Is my understanding and the code correct?

Best Answer

From the glmnet documentation (?glmnet), we see that it is possible to perform differential shrinkage. This gets us at least part-way to answering OP's question.

penalty.factor: Separate penalty factors can be applied to each coefficient. This is a number that multiplies lambda to allow differential shrinkage. Can be 0 for some variables, which implies no shrinkage, and that variable is always included in the model. Default is 1 for all variables (and implicitly infinity for variables listed in exclude). Note: the penalty factors are internally rescaled to sum to nvars, and the lambda sequence will reflect this change.

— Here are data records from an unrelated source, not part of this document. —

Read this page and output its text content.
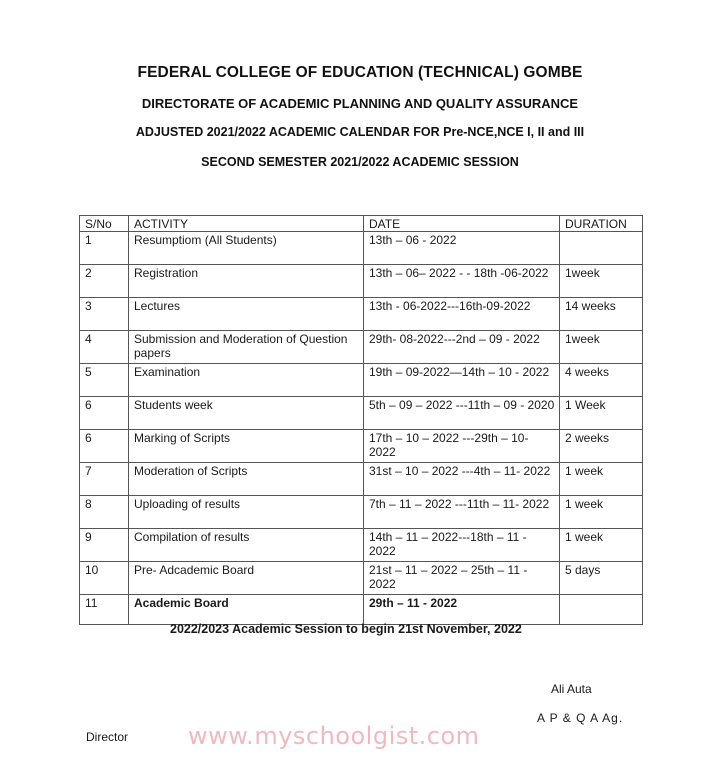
FEDERAL COLLEGE OF EDUCATION (TECHNICAL) GOMBE
DIRECTORATE OF ACADEMIC PLANNING AND QUALITY ASSURANCE
ADJUSTED 2021/2022 ACADEMIC CALENDAR FOR Pre-NCE,NCE I, II and III
SECOND SEMESTER 2021/2022 ACADEMIC SESSION
S/No	ACTIVITY	DATE	DURATION
1	Resumptiom (All Students)	13th – 06 - 2022	
2	Registration	13th – 06– 2022 - - 18th -06-2022	1week
3	Lectures	13th - 06-2022---16th-09-2022	14 weeks
4	Submission and Moderation of Question papers	29th- 08-2022---2nd – 09 - 2022	1week
5	Examination	19th – 09-2022—14th – 10 - 2022	4 weeks
6	Students week	5th – 09 – 2022 ---11th – 09 - 2020	1 Week
6	Marking of Scripts	17th – 10 – 2022 ---29th – 10- 2022	2 weeks
7	Moderation of Scripts	31st – 10 – 2022 ---4th – 11- 2022	1 week
8	Uploading of results	7th – 11 – 2022 ---11th – 11- 2022	1 week
9	Compilation of results	14th – 11 – 2022---18th – 11 - 2022	1 week
10	Pre- Adcademic Board	21st – 11 – 2022 – 25th – 11 - 2022	5 days
11	Academic Board	29th – 11 - 2022	
2022/2023 Academic Session to begin 21st November, 2022
Ali Auta
A P & Q A Ag.
Director www.myschoolgist.com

To fully answer the question, though, I think that there are two approaches available to you, depending on what you want to accomplish.

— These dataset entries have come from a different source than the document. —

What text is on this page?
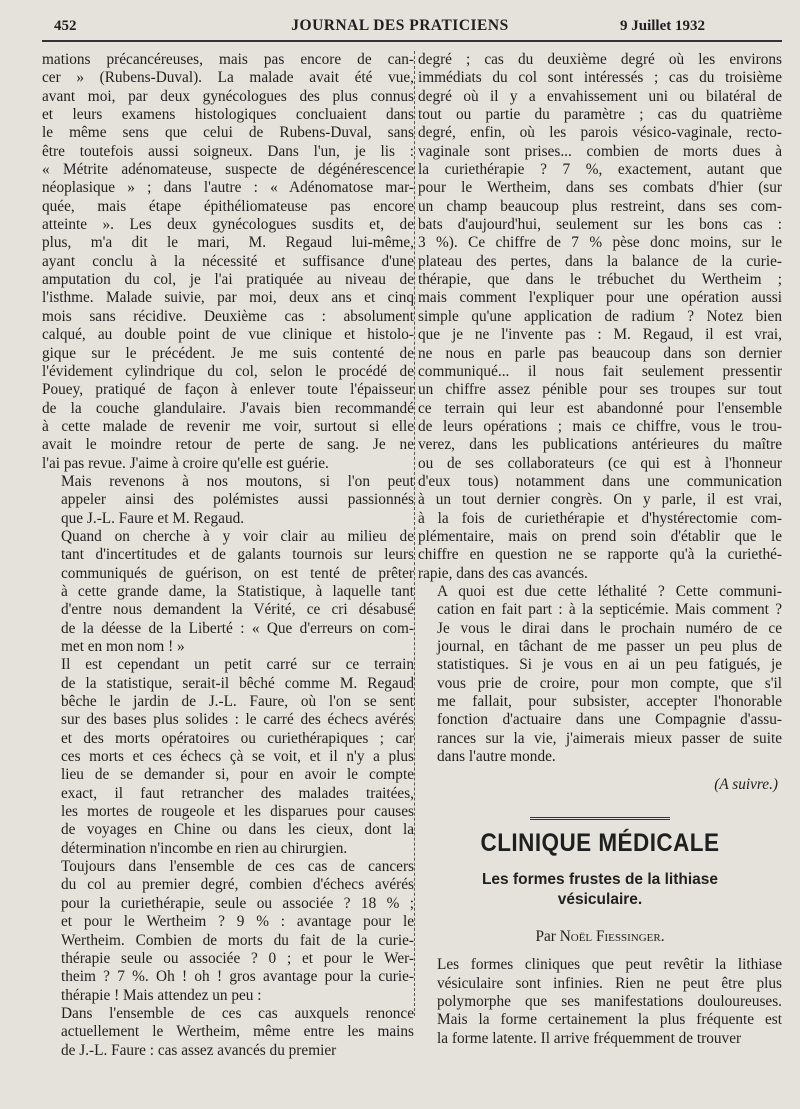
452	JOURNAL DES PRATICIENS	9 Juillet 1932

mations précancéreuses, mais pas encore de can-
cer » (Rubens-Duval). La malade avait été vue,
avant moi, par deux gynécologues des plus connus
et leurs examens histologiques concluaient dans
le même sens que celui de Rubens-Duval, sans
être toutefois aussi soigneux. Dans l'un, je lis :
« Métrite adénomateuse, suspecte de dégénérescence
néoplasique » ; dans l'autre : « Adénomatose mar-
quée, mais étape épithéliomateuse pas encore
atteinte ». Les deux gynécologues susdits et, de
plus, m'a dit le mari, M. Regaud lui-même,
ayant conclu à la nécessité et suffisance d'une
amputation du col, je l'ai pratiquée au niveau de
l'isthme. Malade suivie, par moi, deux ans et cinq
mois sans récidive. Deuxième cas : absolument
calqué, au double point de vue clinique et histolo-
gique sur le précédent. Je me suis contenté de
l'évidement cylindrique du col, selon le procédé de
Pouey, pratiqué de façon à enlever toute l'épaisseur
de la couche glandulaire. J'avais bien recommandé
à cette malade de revenir me voir, surtout si elle
avait le moindre retour de perte de sang. Je ne
l'ai pas revue. J'aime à croire qu'elle est guérie.

Mais revenons à nos moutons, si l'on peut
appeler ainsi des polémistes aussi passionnés
que J.-L. Faure et M. Regaud.

Quand on cherche à y voir clair au milieu de
tant d'incertitudes et de galants tournois sur leurs
communiqués de guérison, on est tenté de prêter
à cette grande dame, la Statistique, à laquelle tant
d'entre nous demandent la Vérité, ce cri désabusé
de la déesse de la Liberté : « Que d'erreurs on com-
met en mon nom ! »

Il est cependant un petit carré sur ce terrain
de la statistique, serait-il bêché comme M. Regaud
bêche le jardin de J.-L. Faure, où l'on se sent
sur des bases plus solides : le carré des échecs avérés
et des morts opératoires ou curiethérapiques ; car
ces morts et ces échecs çà se voit, et il n'y a plus
lieu de se demander si, pour en avoir le compte
exact, il faut retrancher des malades traitées,
les mortes de rougeole et les disparues pour causes
de voyages en Chine ou dans les cieux, dont la
détermination n'incombe en rien au chirurgien.

Toujours dans l'ensemble de ces cas de cancers
du col au premier degré, combien d'échecs avérés
pour la curiethérapie, seule ou associée ? 18 % ;
et pour le Wertheim ? 9 % : avantage pour le
Wertheim. Combien de morts du fait de la curie-
thérapie seule ou associée ? 0 ; et pour le Wer-
theim ? 7 %. Oh ! oh ! gros avantage pour la curie-
thérapie ! Mais attendez un peu :

Dans l'ensemble de ces cas auxquels renonce
actuellement le Wertheim, même entre les mains
de J.-L. Faure : cas assez avancés du premier

degré ; cas du deuxième degré où les environs
immédiats du col sont intéressés ; cas du troisième
degré où il y a envahissement uni ou bilatéral de
tout ou partie du paramètre ; cas du quatrième
degré, enfin, où les parois vésico-vaginale, recto-
vaginale sont prises... combien de morts dues à
la curiethérapie ? 7 %, exactement, autant que
pour le Wertheim, dans ses combats d'hier (sur
un champ beaucoup plus restreint, dans ses com-
bats d'aujourd'hui, seulement sur les bons cas :
3 %). Ce chiffre de 7 % pèse donc moins, sur le
plateau des pertes, dans la balance de la curie-
thérapie, que dans le trébuchet du Wertheim ;
mais comment l'expliquer pour une opération aussi
simple qu'une application de radium ? Notez bien
que je ne l'invente pas : M. Regaud, il est vrai,
ne nous en parle pas beaucoup dans son dernier
communiqué... il nous fait seulement pressentir
un chiffre assez pénible pour ses troupes sur tout
ce terrain qui leur est abandonné pour l'ensemble
de leurs opérations ; mais ce chiffre, vous le trou-
verez, dans les publications antérieures du maître
ou de ses collaborateurs (ce qui est à l'honneur
d'eux tous) notamment dans une communication
à un tout dernier congrès. On y parle, il est vrai,
à la fois de curiethérapie et d'hystérectomie com-
plémentaire, mais on prend soin d'établir que le
chiffre en question ne se rapporte qu'à la curiethé-
rapie, dans des cas avancés.

A quoi est due cette léthalité ? Cette communi-
cation en fait part : à la septicémie. Mais comment ?
Je vous le dirai dans le prochain numéro de ce
journal, en tâchant de me passer un peu plus de
statistiques. Si je vous en ai un peu fatigués, je
vous prie de croire, pour mon compte, que s'il
me fallait, pour subsister, accepter l'honorable
fonction d'actuaire dans une Compagnie d'assu-
rances sur la vie, j'aimerais mieux passer de suite
dans l'autre monde.

(A suivre.)
CLINIQUE MÉDICALE
Les formes frustes de la lithiase
vésiculaire.
Par Noël Fiessinger.

Les formes cliniques que peut revêtir la lithiase
vésiculaire sont infinies. Rien ne peut être plus
polymorphe que ses manifestations douloureuses.
Mais la forme certainement la plus fréquente est
la forme latente. Il arrive fréquemment de trouver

  1. Your question is how to apply differential shrinking in glmnet and retrieve the coefficients for a specific value $\lambda$. Supplying penalty.factor s.t. some values are not 1 achieves differential shrinkage at any value of $\lambda$. To achieve shrinkage s.t. the shrinkage for each $b_j$ is $\phi_j= \frac{\log T}{T|b_j^*|}$, we just have to do some algebra. Let $\phi_j$ be the penalty factor for $b_j$, what would be supplied to penalty.factor. From the documentation, we can see that these values are re-scaled by a factor of $C\phi_j=\phi^\prime_j$ s.t. $m=C\sum_{j=1}^m \frac{\log T}{T|b^*_j|}$. This means that $\phi_j^\prime$ replaces $\phi_j$ in the below optimization expression. So solve for $C$, supply the values $\phi_j^\prime$ to glmnet, and then extract coefficients for $\lambda=1$. I would recommend using coef(model, s=1, exact=T).

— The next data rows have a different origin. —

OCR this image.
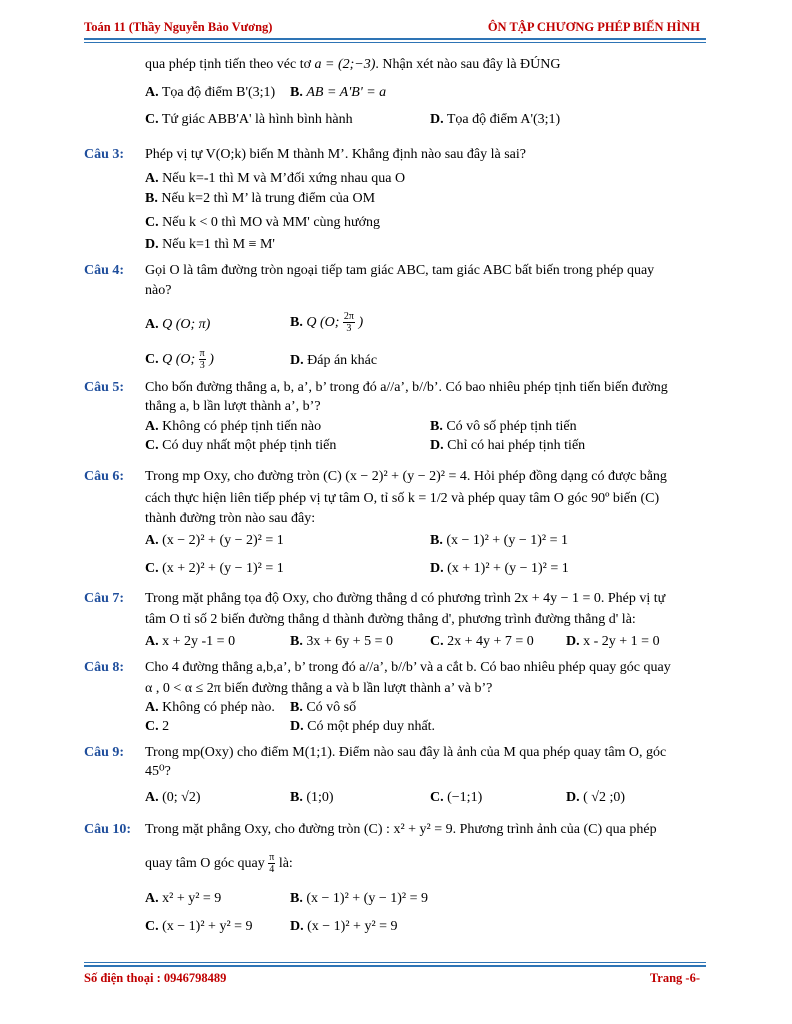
Toán 11 (Thầy Nguyễn Bảo Vương)	ÔN TẬP CHƯƠNG PHÉP BIẾN HÌNH
qua phép tịnh tiến theo véc tơ a = (2;−3). Nhận xét nào sau đây là ĐÚNG
A. Tọa độ điểm B'(3;1) B. AB = A'B' = a
C. Tứ giác ABB'A' là hình bình hành	D. Tọa độ điểm A'(3;1)
Câu 3: Phép vị tự V(O;k) biến M thành M’. Khẳng định nào sau đây là sai?
A. Nếu k=-1 thì M và M’đối xứng nhau qua O
B. Nếu k=2 thì M’ là trung điểm của OM
C. Nếu k < 0 thì MO và MM' cùng hướng
D. Nếu k=1 thì M ≡ M'
Câu 4: Gọi O là tâm đường tròn ngoại tiếp tam giác ABC, tam giác ABC bất biến trong phép quay
nào?
A. Q (O; π)	B. Q (O; $\frac{2\pi}{3}$ )
C. Q (O; $\frac{\pi}{3}$ )	D. Đáp án khác
Câu 5: Cho bốn đường thẳng a, b, a’, b’ trong đó a//a’, b//b’. Có bao nhiêu phép tịnh tiến biến đường
thẳng a, b lần lượt thành a’, b’?
A. Không có phép tịnh tiến nào	B. Có vô số phép tịnh tiến
C. Có duy nhất một phép tịnh tiến	D. Chỉ có hai phép tịnh tiến
Câu 6: Trong mp Oxy, cho đường tròn (C) (x − 2)² + (y − 2)² = 4. Hỏi phép đồng dạng có được bằng
cách thực hiện liên tiếp phép vị tự tâm O, tỉ số k = 1/2 và phép quay tâm O góc 90º biến (C)
thành đường tròn nào sau đây:
A. (x − 2)² + (y − 2)² = 1	B. (x − 1)² + (y − 1)² = 1
C. (x + 2)² + (y − 1)² = 1	D. (x + 1)² + (y − 1)² = 1
Câu 7: Trong mặt phẳng tọa độ Oxy, cho đường thẳng d có phương trình 2x + 4y − 1 = 0. Phép vị tự
tâm O tỉ số 2 biến đường thẳng d thành đường thẳng d', phương trình đường thẳng d' là:
A. x + 2y -1 = 0	B. 3x + 6y + 5 = 0	C. 2x + 4y + 7 = 0 D. x - 2y + 1 = 0
Câu 8: Cho 4 đường thẳng a,b,a’, b’ trong đó a//a’, b//b’ và a cắt b. Có bao nhiêu phép quay góc quay
α , 0 < α ≤ 2π biến đường thẳng a và b lần lượt thành a’ và b’?
A. Không có phép nào. B. Có vô số
C. 2	D. Có một phép duy nhất.
Câu 9: Trong mp(Oxy) cho điểm M(1;1). Điểm nào sau đây là ảnh của M qua phép quay tâm O, góc
45⁰?
A. (0; √2)	B. (1;0)	C. (−1;1)	D. ( √2 ;0)
Câu 10: Trong mặt phẳng Oxy, cho đường tròn (C) : x² + y² = 9. Phương trình ảnh của (C) qua phép
quay tâm O góc quay $\frac{\pi}{4}$ là:
A. x² + y² = 9	B. (x − 1)² + (y − 1)² = 9
C. (x − 1)² + y² = 9	D. (x − 1)² + y² = 9
Số điện thoại : 0946798489	Trang -6-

  2. The second is the "standard" way to use glmnet: One performs repeated $k$-fold cross-validation to select $\lambda$ such that you minimize out-of-sample MSE. This is what I describe below in more detail. The reason we use CV and check out-of-sample MSE is because in-sample MSE will always be minimized for $\lambda=0$, i.e. $b$ is an ordinary MLE. Using CV while varying $\lambda$ allows us to estimate how the model performs on out-of-sample data, and select a $\lambda$ that is optimal (in a specific sense).

That glmnet call doesn't specify a $\lambda$ (nor should it, because it computes the entire $\lambda$ trajectory by default for performance reasons). coef(fits,s=something) will return the coefficients for the $\lambda$ value something. But no matter the choice of $\lambda$ you provide, the result will reflect the differential penalty that you applied in the call to fit the model.

The standard way to select an optimal value of $\lambda$ is to use cv.glmnet, rather than glmnet. Cross-validation is used to select the amount of shrinkage which minimizes out-of-sample error, while the specification of penalty.factor will shrink some features more than others, according to your weighting scheme.

This procedure optimizes

$$ \underset{b\in \mathbb{R}^{m} }{\min} \sum_{t=1}^{T}(y_{t}-b^{\top} X_{t} )^{2} + \lambda \sum_{j=1}^{m} ( \phi_{j}|b_{j}| ) $$

where $\phi_j$ is the penalty factor for the $j^{th}$ feature (what you supply in the penalty.factor argument). (This is slightly different from your optimization expression; note that some of the subscripts are different.) Note that the $\lambda$ term is the same across all features, so the only way that some features are shrunk more than others is through $\phi_j$. Importantly, $\lambda$ and $\phi$ are not the same; $\lambda$ is scalar and $\phi$ is a vector! In this expression, $\lambda$ is fixed/assumed known; that is, optimization will pick the optimal $b$, not the optimal $\lambda$.

This is basically the motivation of glmnet as I understand it: to use penalized regression to estimate a regression model that is not overly-optimistic about its out-of-sample performance. If this is your goal, perhaps this is the right method for you after all.